Evet, bu ülkenin sistematik işleyişinde ciddi sorunların olduğunu, bürokratik engellerin halk nazarında ciddi rahatsızlıklar oluşturduğunu gayet iyi biliyorum ama henüz bu yeniliğe alışmak için de net bir rol model çizilmedi. Örnek olarak, çeşitli ülkelerin yönetim şekillerini bizlere sunan yöneticiler, ağızlarının kenarından konuşunca ister istemez soru işaretlerini de beraberinde bırakıyorlar. Başkanlık sistemi genellikle, ileri ülkelerde uygulanan, hızlı karar almayı sağlayan gelişmiş bir sistemdir. Bizde ise bu durum "diktatörlük"le eş değer tutuluyor. Hatta biraz daha ileri gidelim. Bazılarına göre "padişahlık" olarak lanse ediliyor. Tabi ben bu yakıştırmalara hiç katılmadığım için yine de cevapsız kalan çok soruların olduğunu da söylemeliyim...
Aslında biz başkanlık sistemine 10 Ağustos 2014'te geçtik. Recep Tayyip Erdoğan'ın seçimle göreve gelen ilk Türkiye Cumhuriyeti Cumhurbaşkanı olduğunu kabul ediyorsak, artık yarı başkanlık sisteminin de bu ülkenin idaresinde var olduğunu kabul etmeliyiz. Parlamenter sistemin tıkandığı nokta işte burada devreye giriyor. Ülkenin iktidarını oluşturan siyasi irade de seçimle geliyor, yine aynı şekilde bu ülkenin başı olan Cumhurbaşkanı da... Allah'tan iki kutupta aynı siyasi iradenin birleşimi yoksa vay halimize dostlar. Ama tüm bu saydıklarım yeterli mi? Tabi ki de hayır!

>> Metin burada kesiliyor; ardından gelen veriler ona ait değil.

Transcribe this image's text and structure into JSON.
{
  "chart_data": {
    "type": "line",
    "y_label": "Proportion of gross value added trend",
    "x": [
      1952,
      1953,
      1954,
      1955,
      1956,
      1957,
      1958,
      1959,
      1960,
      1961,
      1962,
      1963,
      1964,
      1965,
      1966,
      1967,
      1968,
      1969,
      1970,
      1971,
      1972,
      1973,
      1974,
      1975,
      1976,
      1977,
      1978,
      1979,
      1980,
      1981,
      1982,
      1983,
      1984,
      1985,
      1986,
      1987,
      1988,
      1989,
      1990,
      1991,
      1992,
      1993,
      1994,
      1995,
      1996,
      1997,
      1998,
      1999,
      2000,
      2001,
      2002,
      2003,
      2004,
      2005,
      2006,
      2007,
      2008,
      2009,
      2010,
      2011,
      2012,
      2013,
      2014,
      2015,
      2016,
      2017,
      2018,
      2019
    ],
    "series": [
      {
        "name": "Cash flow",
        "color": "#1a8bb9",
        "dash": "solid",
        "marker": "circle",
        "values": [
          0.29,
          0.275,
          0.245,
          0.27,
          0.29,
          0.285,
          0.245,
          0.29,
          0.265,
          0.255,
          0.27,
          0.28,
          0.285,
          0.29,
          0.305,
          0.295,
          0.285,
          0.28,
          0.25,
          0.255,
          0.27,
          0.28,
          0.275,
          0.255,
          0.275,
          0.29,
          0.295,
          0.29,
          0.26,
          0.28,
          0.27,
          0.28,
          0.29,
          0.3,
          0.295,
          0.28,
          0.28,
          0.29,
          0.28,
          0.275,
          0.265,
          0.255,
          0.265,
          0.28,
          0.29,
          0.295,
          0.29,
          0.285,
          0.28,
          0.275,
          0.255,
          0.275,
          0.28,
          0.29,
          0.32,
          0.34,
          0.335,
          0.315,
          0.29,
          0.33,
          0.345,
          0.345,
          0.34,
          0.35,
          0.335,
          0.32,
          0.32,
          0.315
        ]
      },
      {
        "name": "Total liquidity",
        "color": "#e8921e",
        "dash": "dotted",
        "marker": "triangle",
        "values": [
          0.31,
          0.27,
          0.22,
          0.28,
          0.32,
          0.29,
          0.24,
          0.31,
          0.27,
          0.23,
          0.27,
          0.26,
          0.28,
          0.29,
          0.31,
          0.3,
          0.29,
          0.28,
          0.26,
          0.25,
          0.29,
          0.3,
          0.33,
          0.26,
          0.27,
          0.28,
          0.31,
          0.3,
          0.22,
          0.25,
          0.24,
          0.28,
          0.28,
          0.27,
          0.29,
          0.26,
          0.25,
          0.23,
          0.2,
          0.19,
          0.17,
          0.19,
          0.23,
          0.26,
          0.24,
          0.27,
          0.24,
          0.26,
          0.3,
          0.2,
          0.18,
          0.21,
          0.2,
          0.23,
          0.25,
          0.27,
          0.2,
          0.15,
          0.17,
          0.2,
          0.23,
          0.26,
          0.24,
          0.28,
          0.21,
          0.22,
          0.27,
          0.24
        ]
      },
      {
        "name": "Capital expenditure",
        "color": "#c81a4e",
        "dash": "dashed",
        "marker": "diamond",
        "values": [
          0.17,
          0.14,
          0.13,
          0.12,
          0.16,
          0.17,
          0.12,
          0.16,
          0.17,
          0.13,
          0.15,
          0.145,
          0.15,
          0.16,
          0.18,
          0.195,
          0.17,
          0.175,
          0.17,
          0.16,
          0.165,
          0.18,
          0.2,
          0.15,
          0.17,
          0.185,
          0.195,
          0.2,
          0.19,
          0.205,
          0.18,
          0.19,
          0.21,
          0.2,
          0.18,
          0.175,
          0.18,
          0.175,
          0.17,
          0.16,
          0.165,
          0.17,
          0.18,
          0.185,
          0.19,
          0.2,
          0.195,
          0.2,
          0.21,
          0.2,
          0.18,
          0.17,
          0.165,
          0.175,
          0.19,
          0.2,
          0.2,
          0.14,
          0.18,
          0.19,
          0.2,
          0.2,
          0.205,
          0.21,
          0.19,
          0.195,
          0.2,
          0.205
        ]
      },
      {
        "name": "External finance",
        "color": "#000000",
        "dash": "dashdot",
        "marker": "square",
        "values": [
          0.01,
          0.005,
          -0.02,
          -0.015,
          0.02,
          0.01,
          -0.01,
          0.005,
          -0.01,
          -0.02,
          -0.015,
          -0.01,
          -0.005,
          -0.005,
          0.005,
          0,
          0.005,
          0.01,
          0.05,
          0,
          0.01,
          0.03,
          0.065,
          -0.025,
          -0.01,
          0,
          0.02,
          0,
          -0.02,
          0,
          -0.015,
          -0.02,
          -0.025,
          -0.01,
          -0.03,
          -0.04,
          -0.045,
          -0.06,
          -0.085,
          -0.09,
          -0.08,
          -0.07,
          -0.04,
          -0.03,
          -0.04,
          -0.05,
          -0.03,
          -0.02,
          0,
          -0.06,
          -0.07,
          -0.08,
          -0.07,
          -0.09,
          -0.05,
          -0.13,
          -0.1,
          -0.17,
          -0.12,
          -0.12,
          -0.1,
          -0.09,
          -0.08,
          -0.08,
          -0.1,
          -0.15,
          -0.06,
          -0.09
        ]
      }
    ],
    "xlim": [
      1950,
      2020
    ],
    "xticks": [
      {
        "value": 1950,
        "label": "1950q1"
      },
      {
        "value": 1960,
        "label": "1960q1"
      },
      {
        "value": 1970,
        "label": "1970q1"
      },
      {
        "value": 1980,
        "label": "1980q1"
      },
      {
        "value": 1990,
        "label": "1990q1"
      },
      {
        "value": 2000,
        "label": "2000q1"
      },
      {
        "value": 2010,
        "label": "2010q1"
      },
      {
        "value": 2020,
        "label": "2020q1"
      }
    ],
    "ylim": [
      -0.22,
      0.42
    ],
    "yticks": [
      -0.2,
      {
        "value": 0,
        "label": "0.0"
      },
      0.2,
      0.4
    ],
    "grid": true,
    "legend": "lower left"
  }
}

Dedim ya, şu anda bu ülkenin en büyük problemi hızlı kararlar alma noktasında ciddi problemler yaşıyor olmasıdır. Günlük yaşamımızda belki bizleri çok etkilemiyor ya da hissetmiyor olabiliriz fakat sistematik hiyerarşide çok ciddi problemler çıkıyor. Buna örnek olarak en belirgin 7 Haziran seçimlerini gösterebiliriz. Bir tarafta 'başkanlık' diye meydanlara seslenen Cumhurbaşkanı, diğer tarafta ise 'hayır parlamenter sistemde kalmalıyız' diyen siyasi partiler hatırladınız mı? Peki, sonuç ne oldu? Koalisyon hükümeti... Bu da yetmedi tekrar seçim!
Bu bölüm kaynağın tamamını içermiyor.